1932 год. Страстная пятница русского монашества

Уже первый день нового 1932 года начался необычно. Я решил поехать в настоящую обитель — испытать иноческое житие.

Я ушел рано утром, оставив отцу и бабушке подробное письмо, где указывал, куда именно я еду, и просил меня не искать. Тем более, что сейчас все равно наступают каникулы.

В какую же обитель я направил свой путь? Всякий, кто когда-либо ездил из Питера в Москву, знает, что первая станция (100 км от Питера) — Любань. Это небольшой городок, тогда еще весь деревянный, однако с хорошей каменной церковью Петра и Павла. Мало кто знал и тогда, что в 20 км от Любани, затерянная в глухих лесах, среди болот, находилась Макарьева пустынь. Примечательна судьба этой обители.

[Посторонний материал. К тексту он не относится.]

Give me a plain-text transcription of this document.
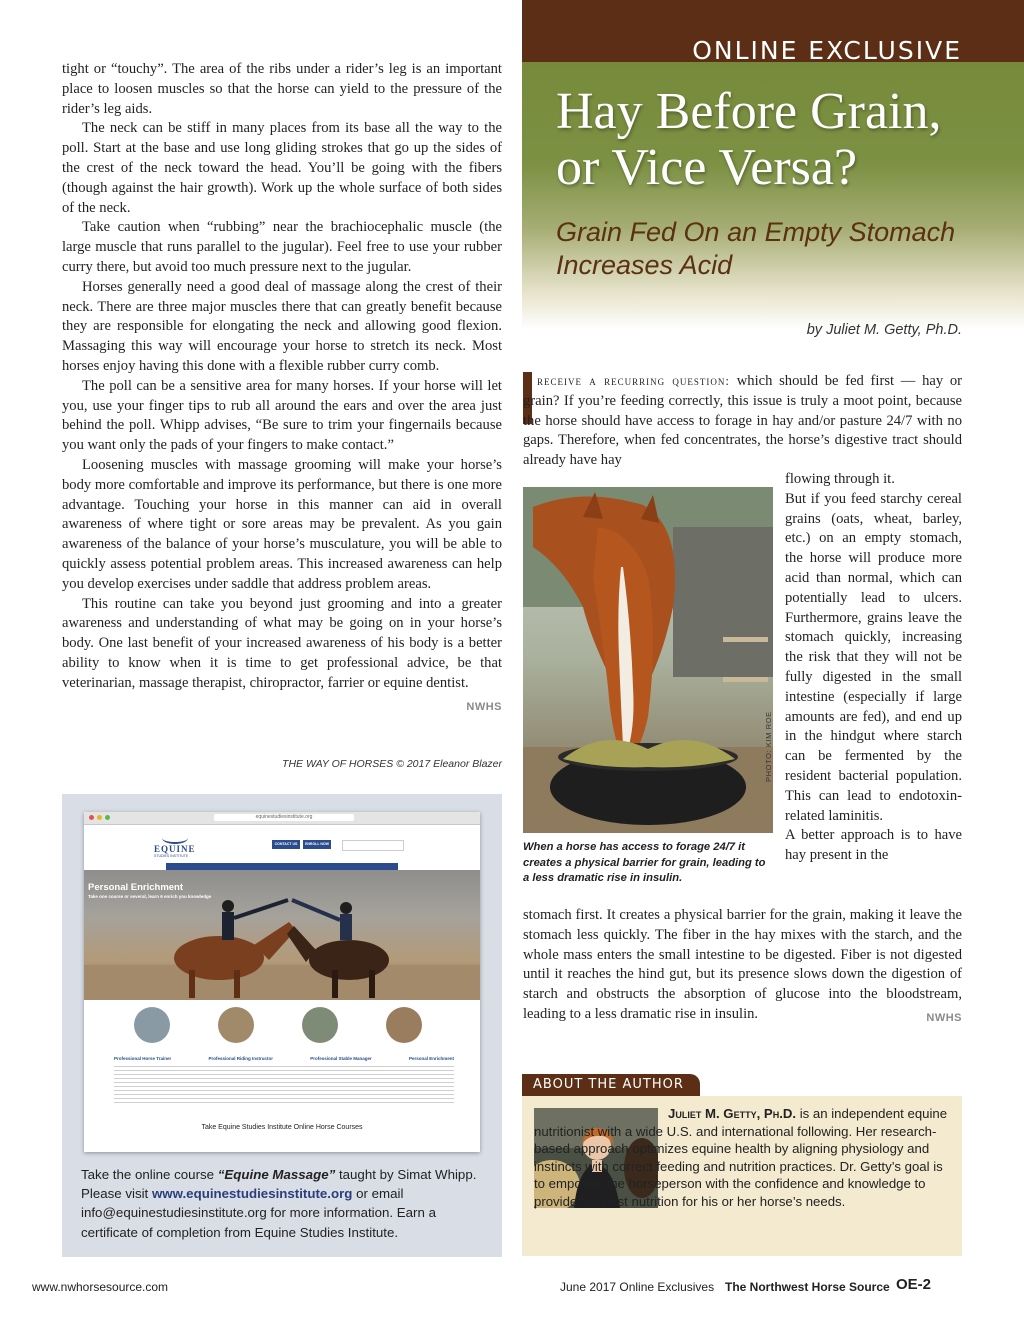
tight or “touchy”. The area of the ribs under a rider’s leg is an important place to loosen muscles so that the horse can yield to the pressure of the rider’s leg aids.

The neck can be stiff in many places from its base all the way to the poll. Start at the base and use long gliding strokes that go up the sides of the crest of the neck toward the head. You’ll be going with the fibers (though against the hair growth). Work up the whole surface of both sides of the neck.

Take caution when “rubbing” near the brachiocephalic muscle (the large muscle that runs parallel to the jugular). Feel free to use your rubber curry there, but avoid too much pressure next to the jugular.

Horses generally need a good deal of massage along the crest of their neck. There are three major muscles there that can greatly benefit because they are responsible for elongating the neck and allowing good flexion. Massaging this way will encourage your horse to stretch its neck. Most horses enjoy having this done with a flexible rubber curry comb.

The poll can be a sensitive area for many horses. If your horse will let you, use your finger tips to rub all around the ears and over the area just behind the poll. Whipp advises, “Be sure to trim your fingernails because you want only the pads of your fingers to make contact.”

Loosening muscles with massage grooming will make your horse’s body more comfortable and improve its performance, but there is one more advantage. Touching your horse in this manner can aid in overall awareness of where tight or sore areas may be prevalent. As you gain awareness of the balance of your horse’s musculature, you will be able to quickly assess potential problem areas. This increased awareness can help you develop exercises under saddle that address problem areas.

This routine can take you beyond just grooming and into a greater awareness and understanding of what may be going on in your horse’s body. One last benefit of your increased awareness of his body is a better ability to know when it is time to get professional advice, be that veterinarian, massage therapist, chiropractor, farrier or equine dentist.
NWHS

THE WAY OF HORSES © 2017 Eleanor Blazer
equinestudiesinstitute.org
EQUINE
STUDIES INSTITUTE
CONTACT US	ENROLL NOW
Personal Enrichment
Take one course or several, learn 6 enrich you knowledge
Professional Horse Trainer	Professional Riding Instructor	Professional Stable Manager	Personal Enrichment
Take Equine Studies Institute Online Horse Courses
Take the online course “Equine Massage” taught by Simat Whipp.
Please visit www.equinestudiesinstitute.org or email
info@equinestudiesinstitute.org for more information. Earn a
certificate of completion from Equine Studies Institute.
ONLINE EXCLUSIVE
Hay Before Grain,
or Vice Versa?
Grain Fed On an Empty Stomach
Increases Acid
by Juliet M. Getty, Ph.D.
receive a recurring question: which should be fed first — hay or grain? If you’re feeding correctly, this issue is truly a moot point, because the horse should have access to forage in hay and/or pasture 24/7 with no gaps. Therefore, when fed concentrates, the horse’s digestive tract should already have hay
PHOTO: KIM ROE
When a horse has access to forage 24/7 it creates a physical barrier for grain, leading to a less dramatic rise in insulin.
flowing through it.
But if you feed starchy cereal grains (oats, wheat, barley, etc.) on an empty stomach, the horse will produce more acid than normal, which can potentially lead to ulcers. Furthermore, grains leave the stomach quickly, increasing the risk that they will not be fully digested in the small intestine (especially if large amounts are fed), and end up in the hindgut where starch can be fermented by the resident bacterial population. This can lead to endotoxin-related laminitis.
A better approach is to have hay present in the
stomach first. It creates a physical barrier for the grain, making it leave the stomach less quickly. The fiber in the hay mixes with the starch, and the whole mass enters the small intestine to be digested. Fiber is not digested until it reaches the hind gut, but its presence slows down the digestion of starch and obstructs the absorption of glucose into the bloodstream, leading to a less dramatic rise in insulin.	NWHS
ABOUT THE AUTHOR
Juliet M. Getty, Ph.D. is an independent equine nutritionist with a wide U.S. and international following. Her research-based approach optimizes equine health by aligning physiology and instincts with correct feeding and nutrition practices. Dr. Getty’s goal is to empower the horseperson with the confidence and knowledge to provide the best nutrition for his or her horse’s needs.
www.nwhorsesource.com	June 2017 Online Exclusives The Northwest Horse Source OE-2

В XIII веке в Новгород пришел с запада чужеземец, преп. Антоний, прозванный Римлянином, он основал обитель под Новгородом и стал одним из самых популярных новгородских святых. Однако пришел он не один. С ним пришел и его товарищ Макарий, которому не понравилась жизнь около шумного, многолюдного Новгорода, — и он ушел в почти непроходимые леса новгородские и здесь построил свою келейку и часовню. Вскоре к нему стали собираться иноки, и совместно с ними построил он небольшую церковь во имя Успения Пресвятой Богородицы. Здесь его погребли. Вскоре умерли и немногочисленные его ученики — преемников у них не нашлось, т. к. болота и лес не привлекали сюда людей, и лишь осталась от преп. Макария память в святцах (15 августа — в день успения) и небольшая часовенка над его мощами, почивающими под спудом, приписанная к ближайшему приходу — в 7 верстах, в соседнем селе.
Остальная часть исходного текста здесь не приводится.